6. Finalmente, ele foi arrogante e agressivo com outra idosa e com uma jovem que ajudava a senhora. Mas isso você não considerou canalhice, não é?
Quando quiser pagar de guardião dos melhores valores humanos, analise melhor as informações disponíveis e reveja seus conceitos.

Yúdice Andrade disse...

Com um adendo nada insignificante, das 1h19: ao chamar a jovem de "moleca", ele incorreu numa conduta que é "apenas" imoral, que não o sujeita a nenhuma consequência além do plano ético. De quebra, contaria com a tolerância de todos porque, afinal de contas, é idoso. Mas se a jovem o chamasse de "velhote", incorreria num crime de injúria preconceituosa, com penas de 1 a 3 anos de reclusão e multa, aumentada de um terço se o fato fosse praticado na presença de várias pessoas, como devia ser o caso.
Além disso, em nome daquela mesma tolerância, é possível que as pessoas em redor deixassem de apoiá-la, sob aquele conhecido argumento de que ela estava certa mas, agindo como agiu, acabou por perder a razão.
Como pretendi dizer na postagem, certas leis são criadas para compensar desigualdades e injustiças. Contudo, nas mãos dos ímpios, acabam se tornando fonte de desigualdade e injustiça.

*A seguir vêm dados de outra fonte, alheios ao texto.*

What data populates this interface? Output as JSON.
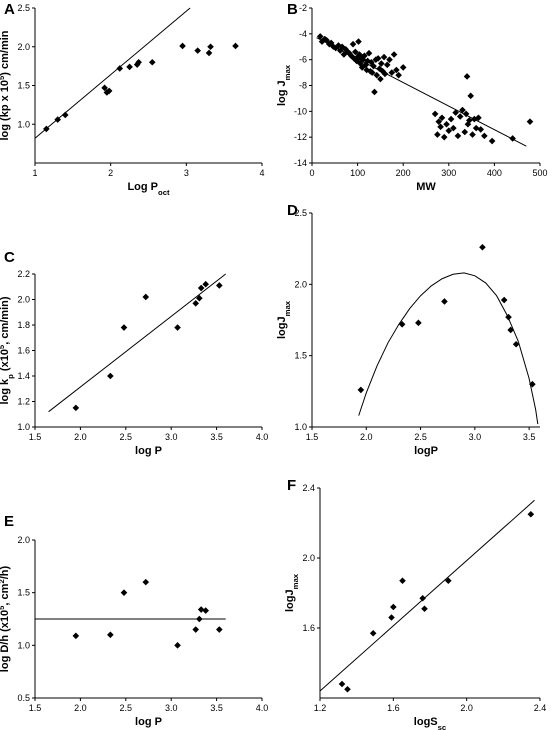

AlterEgo Incógnito disse...

Cavalheirismo não "envelhece". sem entrar no mérito da questão que já foi brilhantemente exposta,idoso ou não, sou daqueles que acredita que: primeiro as damas; puxar a cadeira para uma mulher sentar é elegante; dar o lugar pra uma mulher sentar-se caso não haja outro disponível no ônibus ou em qualquer outro lugar é de muito bom gosto, enfim... Prefiro uma cortesia à uma grosseria!

Yúdice Andrade disse...

Você é um cavalheiro, AlterEgo. Infelizmente, o mundo anda carente de gente civilizada. Cavalheiros, então, são um artigo ainda mais sofisticado!

Anônimo disse...

Deplorável mesmo deve estar, agora, o anônimo das 20:05, detentor da "cintilante" aula de hipossuficiências! Fosse ele, eu passaria a requerer preferência, já que a mesma também é assegurada aos que possuem debilidades físicas. Quis dar uma de professor de Deus, mas o lombo dele está em miséria... Bem feito.